Out of place, out of your mind

When it comes to the presentation tips that assist, never skimp on the ones that focus on preparation. We say that because you have suddenly found yourself with a pile of notes that are horribly out of place. Did you remember to number them? Uh-oh.

You could … frantically flip through the pages, simultaneously apologizing, laughing nervously, and offering a running commentary of your search. (“I’m sorry. This will just take me a minute. It was right here. Once I find it, I hope it will be worth the wait.”)

Or, you could employ a better response … For next time, make sure to note the old 1-2-3’s. For the moment, work to slow the scene. Become quiet, slow your shuffling, and quietly make your way through the pages until you come to the right place. Then, calmly look up and resume talking.

Yes, the audience inevitably has deduced that you lost your place. What they will remember is a speaker who momentarily became side-tracked and got her presentation back on track.

Can you hear me?

Everything is working as it should, when the mic cuts out. Don’t let a technological snag unhinge your talk. As with the other presentation tips already offered, the best solution is to slow down to speed up. You stand to lose whatever energy you had already built up, if you let a less-than-ideal situation bring your presentation to a halt.

You could … spend the next several minutes attempting to get the amplification back on track, as you increasingly become apologetic and more nervous.
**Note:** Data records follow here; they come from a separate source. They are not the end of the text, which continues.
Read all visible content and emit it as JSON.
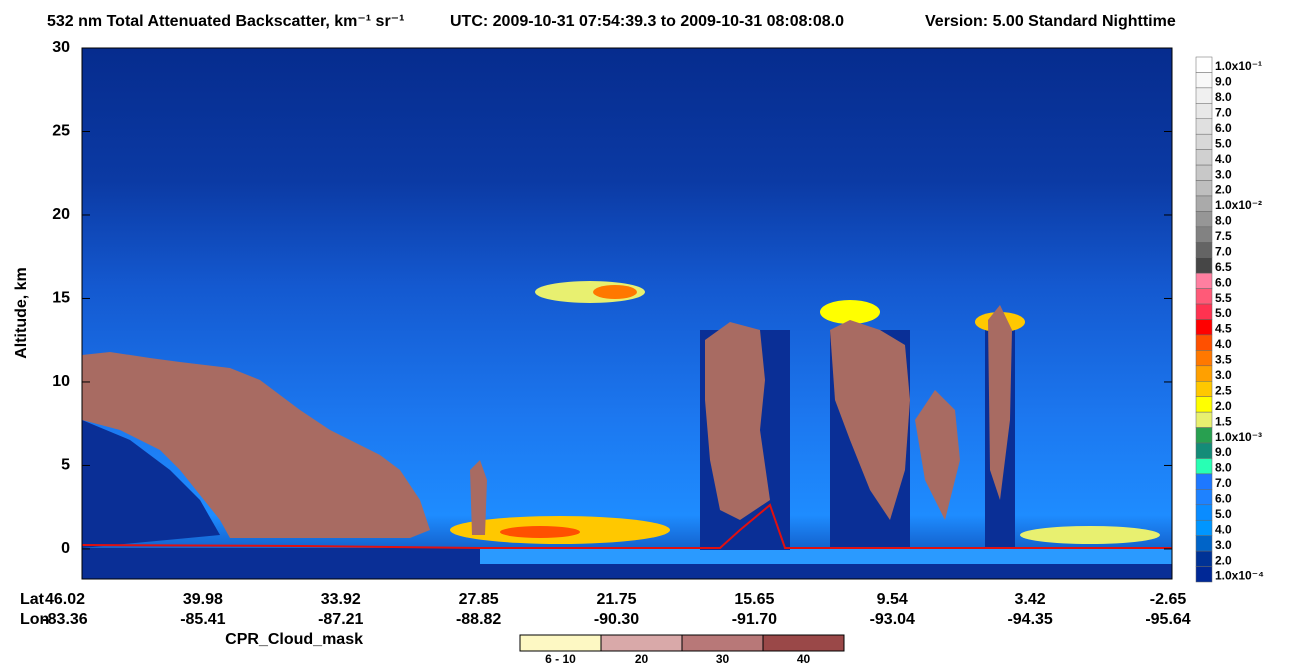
{
  "chart_data": {
    "type": "heatmap",
    "title": "532 nm Total Attenuated Backscatter, km⁻¹ sr⁻¹",
    "subtitle": "UTC:  2009-10-31 07:54:39.3  to  2009-10-31 08:08:08.0",
    "version": "Version: 5.00  Standard  Nighttime",
    "y_label": "Altitude, km",
    "ylim": [
      -1.8,
      30
    ],
    "yticks": [
      0,
      5,
      10,
      15,
      20,
      25,
      30
    ],
    "x_axis": {
      "lat_label": "Lat",
      "lon_label": "Lon",
      "lat": [
        "46.02",
        "39.98",
        "33.92",
        "27.85",
        "21.75",
        "15.65",
        "9.54",
        "3.42",
        "-2.65"
      ],
      "lon": [
        "-83.36",
        "-85.41",
        "-87.21",
        "-88.82",
        "-90.30",
        "-91.70",
        "-93.04",
        "-94.35",
        "-95.64"
      ]
    },
    "colorbar": {
      "labels": [
        "1.0x10⁻¹",
        "9.0",
        "8.0",
        "7.0",
        "6.0",
        "5.0",
        "4.0",
        "3.0",
        "2.0",
        "1.0x10⁻²",
        "8.0",
        "7.5",
        "7.0",
        "6.5",
        "6.0",
        "5.5",
        "5.0",
        "4.5",
        "4.0",
        "3.5",
        "3.0",
        "2.5",
        "2.0",
        "1.5",
        "1.0x10⁻³",
        "9.0",
        "8.0",
        "7.0",
        "6.0",
        "5.0",
        "4.0",
        "3.0",
        "2.0",
        "1.0x10⁻⁴"
      ],
      "colors": [
        "#ffffff",
        "#f8f8f8",
        "#f0f0f0",
        "#e8e8e8",
        "#e0e0e0",
        "#d8d8d8",
        "#d0d0d0",
        "#c8c8c8",
        "#bebebe",
        "#aaaaaa",
        "#969696",
        "#828282",
        "#646464",
        "#464646",
        "#ff7fa0",
        "#ff5a78",
        "#ff3250",
        "#ff0000",
        "#ff5000",
        "#ff7800",
        "#ffa000",
        "#ffc800",
        "#ffff00",
        "#e8f070",
        "#28a050",
        "#148c78",
        "#28ffb4",
        "#1e78ff",
        "#1e82ff",
        "#0a8cff",
        "#0096ff",
        "#0064c8",
        "#003296",
        "#002896"
      ]
    },
    "cloud_mask": {
      "title": "CPR_Cloud_mask",
      "labels": [
        "6 - 10",
        "20",
        "30",
        "40"
      ],
      "colors": [
        "#fdf8c3",
        "#d9a9a9",
        "#b87878",
        "#9a4848"
      ]
    }
  }
}
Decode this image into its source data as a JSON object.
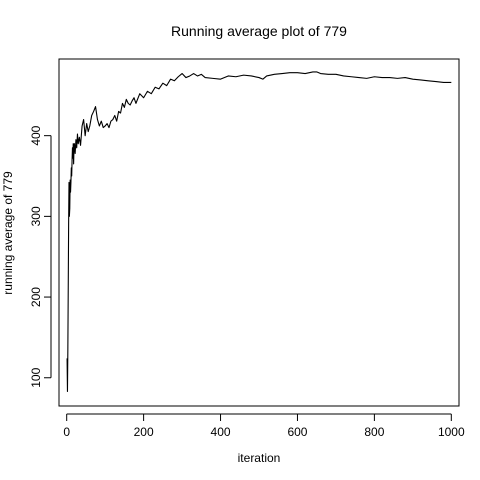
{
  "chart_data": {
    "type": "line",
    "title": "Running average plot of 779",
    "xlabel": "iteration",
    "ylabel": "running average of 779",
    "xlim": [
      -20,
      1020
    ],
    "ylim": [
      65,
      495
    ],
    "xticks": [
      0,
      200,
      400,
      600,
      800,
      1000
    ],
    "yticks": [
      100,
      200,
      300,
      400
    ],
    "grid": false,
    "line_color": "#000000",
    "series": [
      {
        "x": [
          1,
          2,
          3,
          4,
          5,
          6,
          7,
          8,
          9,
          10,
          11,
          12,
          13,
          14,
          15,
          16,
          17,
          18,
          19,
          20,
          22,
          24,
          26,
          28,
          30,
          33,
          36,
          40,
          44,
          48,
          52,
          56,
          60,
          65,
          70,
          75,
          80,
          85,
          90,
          95,
          100,
          105,
          110,
          115,
          120,
          125,
          130,
          135,
          140,
          145,
          150,
          155,
          160,
          165,
          170,
          175,
          180,
          190,
          200,
          210,
          220,
          230,
          240,
          250,
          260,
          270,
          280,
          290,
          300,
          310,
          320,
          330,
          340,
          350,
          360,
          380,
          400,
          420,
          440,
          460,
          480,
          500,
          510,
          520,
          540,
          560,
          580,
          600,
          620,
          640,
          650,
          660,
          680,
          700,
          720,
          740,
          760,
          780,
          800,
          820,
          840,
          860,
          880,
          900,
          920,
          940,
          960,
          980,
          1000
        ],
        "values": [
          124,
          83,
          135,
          210,
          290,
          342,
          300,
          310,
          345,
          330,
          342,
          360,
          350,
          370,
          385,
          372,
          390,
          365,
          385,
          390,
          378,
          395,
          385,
          402,
          390,
          398,
          388,
          412,
          420,
          400,
          415,
          405,
          412,
          425,
          430,
          436,
          420,
          412,
          418,
          410,
          412,
          415,
          410,
          418,
          420,
          425,
          418,
          430,
          428,
          440,
          435,
          445,
          440,
          438,
          443,
          447,
          440,
          452,
          447,
          455,
          452,
          460,
          458,
          465,
          462,
          470,
          468,
          473,
          477,
          472,
          474,
          477,
          474,
          476,
          472,
          471,
          470,
          474,
          473,
          475,
          474,
          472,
          470,
          474,
          476,
          477,
          478,
          478,
          477,
          479,
          479,
          477,
          476,
          476,
          474,
          473,
          472,
          471,
          473,
          472,
          472,
          471,
          472,
          470,
          469,
          468,
          467,
          466,
          466
        ]
      }
    ]
  }
}
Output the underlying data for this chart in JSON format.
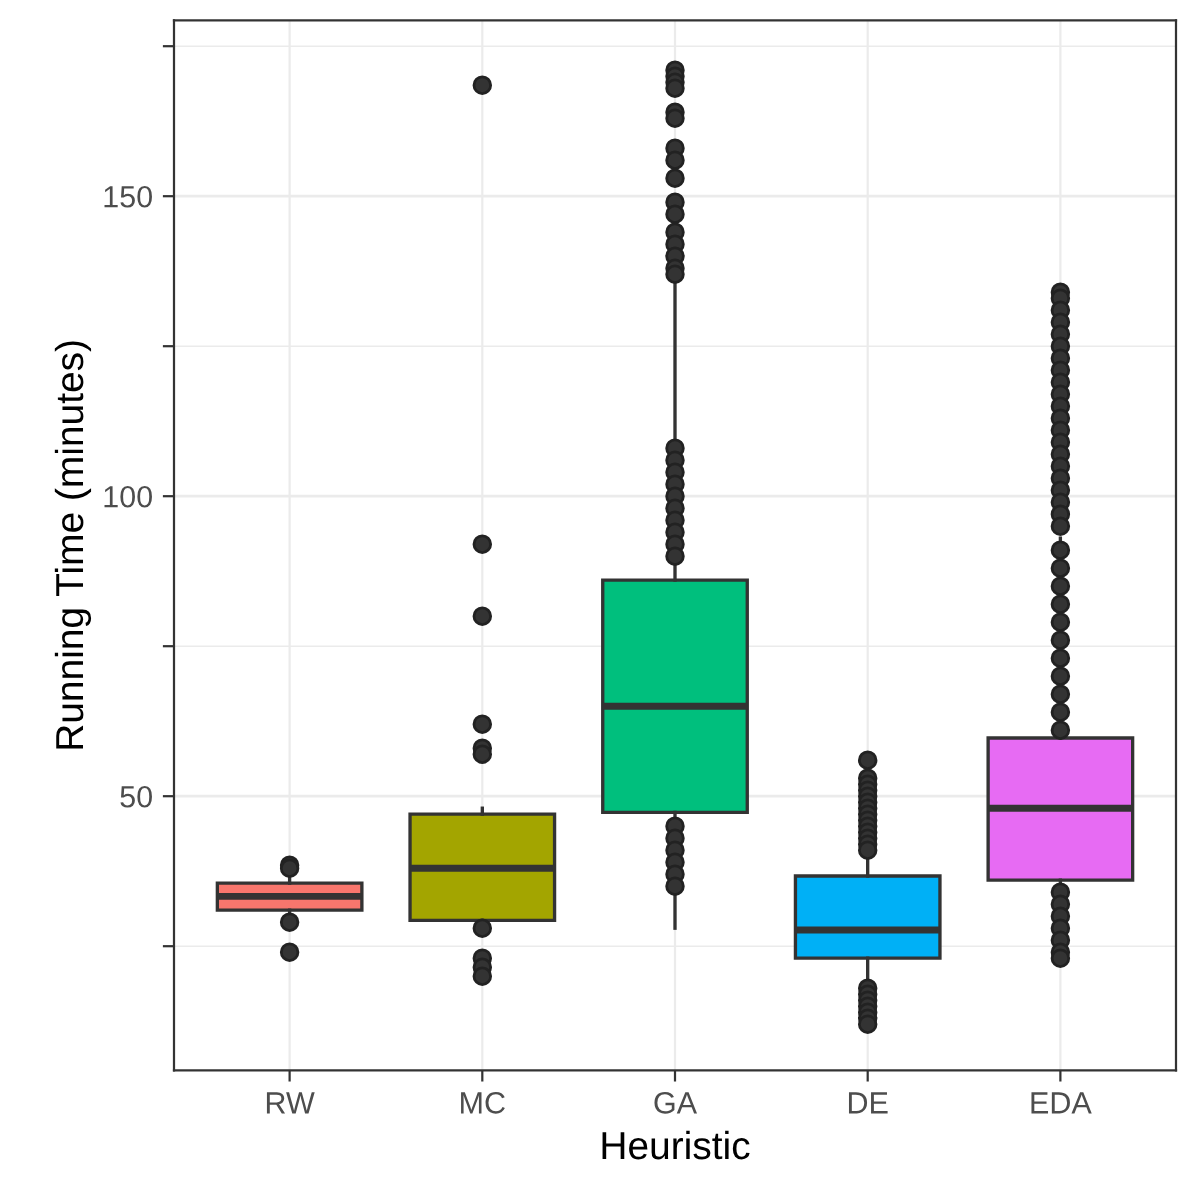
{
  "chart_data": {
    "type": "box",
    "xlabel": "Heuristic",
    "ylabel": "Running Time (minutes)",
    "categories": [
      "RW",
      "MC",
      "GA",
      "DE",
      "EDA"
    ],
    "colors": [
      "#f8766d",
      "#a3a500",
      "#00bf7d",
      "#00b0f6",
      "#e76bf3"
    ],
    "boxes": [
      {
        "low": 30.5,
        "q1": 31,
        "median": 33.3,
        "q3": 35.5,
        "high": 36.5,
        "outliers": [
          38.5,
          38,
          29,
          24
        ]
      },
      {
        "low": 28.5,
        "q1": 29.3,
        "median": 38,
        "q3": 47,
        "high": 48,
        "outliers": [
          168.5,
          92,
          80,
          62,
          58,
          57,
          28,
          23,
          21.5,
          20
        ]
      },
      {
        "low": 28,
        "q1": 47.3,
        "median": 65,
        "q3": 86,
        "high": 136,
        "outliers": [
          171,
          170,
          169,
          168,
          164,
          163,
          158,
          156,
          153,
          149,
          147,
          144,
          142,
          140,
          138,
          137,
          108,
          106,
          104,
          102,
          100,
          98,
          96,
          94,
          92,
          90,
          45,
          43,
          41,
          39,
          37,
          35
        ]
      },
      {
        "low": 19,
        "q1": 23,
        "median": 27.7,
        "q3": 36.7,
        "high": 40,
        "outliers": [
          56,
          53,
          52,
          51,
          50,
          49,
          48,
          47,
          46,
          45,
          44,
          43,
          42,
          41,
          18,
          17,
          16,
          15,
          14,
          13,
          12
        ]
      },
      {
        "low": 22,
        "q1": 36,
        "median": 48,
        "q3": 59.7,
        "high": 93,
        "outliers": [
          134,
          133,
          131,
          129,
          127,
          125,
          123,
          121,
          119,
          117,
          115,
          113,
          111,
          109,
          107,
          105,
          103,
          101,
          99,
          97,
          95,
          91,
          88,
          85,
          82,
          79,
          76,
          73,
          70,
          67,
          64,
          61,
          34,
          32,
          30,
          28,
          26,
          24,
          23
        ]
      }
    ],
    "ylim": [
      4.3,
      179.3
    ],
    "yticks": [
      {
        "value": 25,
        "label": null
      },
      50,
      {
        "value": 75,
        "label": null
      },
      100,
      {
        "value": 125,
        "label": null
      },
      150,
      {
        "value": 175,
        "label": null
      }
    ],
    "grid": true
  }
}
Or, you could employ a better response … Cut the mic, ask for technical help, and consider next options. Here are a few:

      • See if you can simply get a new mic. Then, resume where you left off.
      • If it is going to take a while, and it your presentation won’t suffer, consider proposing a break “for technical difficulties.”
      • Naturally project. If it is a small enough group, you may not need a microphone.

Presentation tips

Ready to wobble

When we work with clients in our presentation training workshops, we work to get everyone back on the road – even if their natural tendency is to start to skid. Practice, a handful of presentation tips, and experience is often the key. As with the other scenarios, there are different ways to respond:

You could … let the enormity of the moment get the better of you. As your presentation begins to unravel, you could panic to the point of going blank, becoming flustered, and losing your composure.

Or, you could employ a better response … Calm down. Pause. Look at your notes. Look up and make eye contact. Continue. Yes, audience members caught the wobble, but they will be impressed that you didn’t fall down.

In the clear

Once they are in the clear, those drivers slipping and sliding their way over those icy patches often let a sigh of relief. You can too, if you are a speaker who has led a presentation that had its attendant challenges.

One of the short-term benefits of the “stay calm and carry on” approach is a presentation that can regain its forward pace and energy even with the temporary slowdown. As we say, you slow down to speed up.

There’s long-term benefit, too. Your audience also expected everything to go as planned. Then, it didn’t. Rather than a detriment, it became an unexpected opportunity to impress your audience. Your steady leadership when things got tough will be remembered.